建築の専門学校へ2年間通いこの春卒業したばかりの20歳。
私にはやって来た時から少々気に入らない事があった。
茶髪に長髪。
世間一般的な若者のスタイルなのだろうが、この職場にはふさわしくない。
鋸ひとつ引くにも邪魔になるだろうに。
「そのうち自分から小ざっぱりしてくるだろう、初っ端からあまりうるさい事を言っても」と思い言葉をのんだ。

2週間程経った頃
「頭刈ってこい!」と言った。
「頭にデキモノが出来ているので。。。

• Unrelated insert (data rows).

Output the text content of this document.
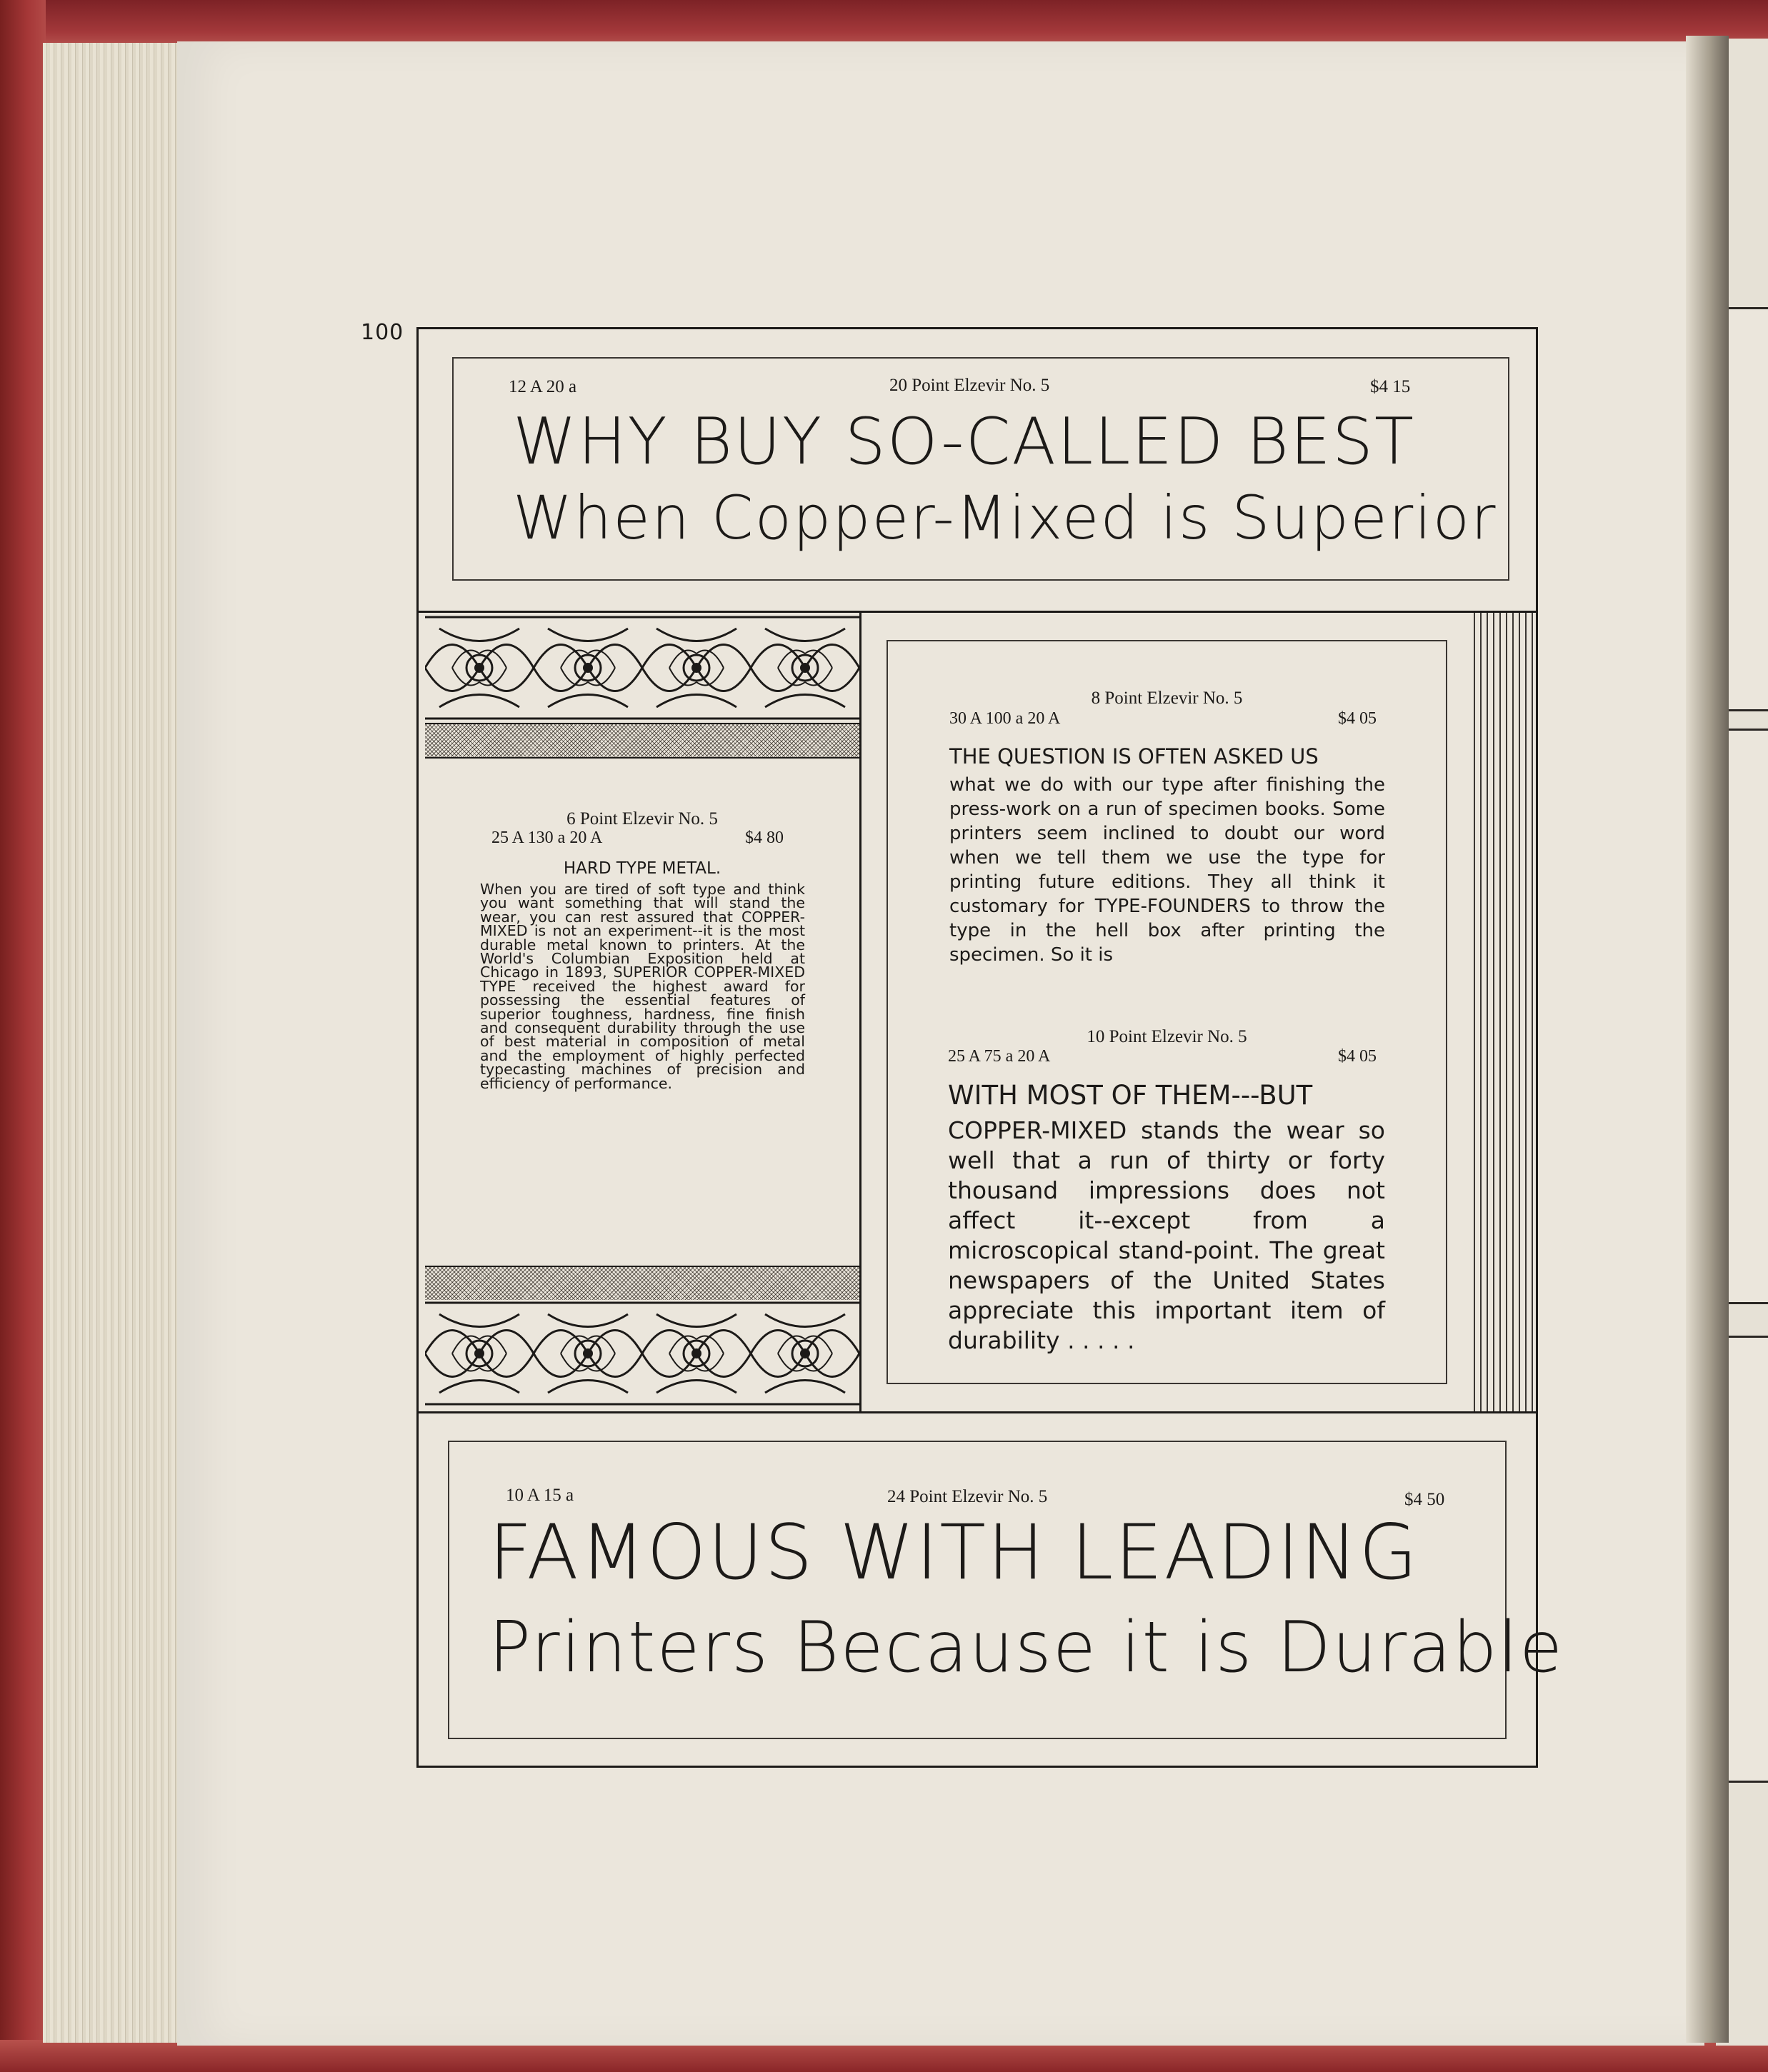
100
12 A 20 a	20 Point Elzevir No. 5	$4 15
WHY BUY SO-CALLED BEST
When Copper-Mixed is Superior
6 Point Elzevir No. 5
25 A 130 a 20 A	$4 80
HARD TYPE METAL.
When you are tired of soft type and think you want something that will stand the wear, you can rest assured that COPPER-MIXED is not an experiment--it is the most durable metal known to printers. At the World's Columbian Exposition held at Chicago in 1893, SUPERIOR COPPER-MIXED TYPE received the highest award for possessing the essential features of superior toughness, hardness, fine finish and consequent durability through the use of best material in composition of metal and the employment of highly perfected typecasting machines of precision and efficiency of performance.
8 Point Elzevir No. 5
30 A 100 a 20 A	$4 05
THE QUESTION IS OFTEN ASKED US
what we do with our type after finishing the press-work on a run of specimen books. Some printers seem inclined to doubt our word when we tell them we use the type for printing future editions. They all think it customary for TYPE-FOUNDERS to throw the type in the hell box after printing the specimen. So it is
10 Point Elzevir No. 5
25 A 75 a 20 A	$4 05
WITH MOST OF THEM---BUT
COPPER-MIXED stands the wear so well that a run of thirty or forty thousand impressions does not affect it--except from a microscopical stand-point. The great newspapers of the United States appreciate this important item of durability . . . . .
10 A 15 a	24 Point Elzevir No. 5	$4 50
FAMOUS WITH LEADING
Printers Because it is Durable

」と返事が返ってきた。

3週間ほど経った頃
「頭刈ってこい!」と言った。
「給料日が来たら行きます」と返事が返ってきた。

しかしながら、当に給料日は過ぎ、連休もあったにもかかわらず、とうとう頭はそのまま。

私は自宅からバリカンを持ち出した。
「五厘か?五分か?」と聞いた。
「五分でお願いします」と観念したか潔い返事が返ってきた。
さっぱりしたらキリっとしたイイ男になった。

身だしなみを整える=物を教わる側の『心構え』の一つではないだろうか。

若い頃世話になった棟梁が言っていた言葉。
「人に物を教わるのに他人の二度聞きはないんだぞ!上っ面で聞くな!」と。
私は今でものこの言葉が忘れられない。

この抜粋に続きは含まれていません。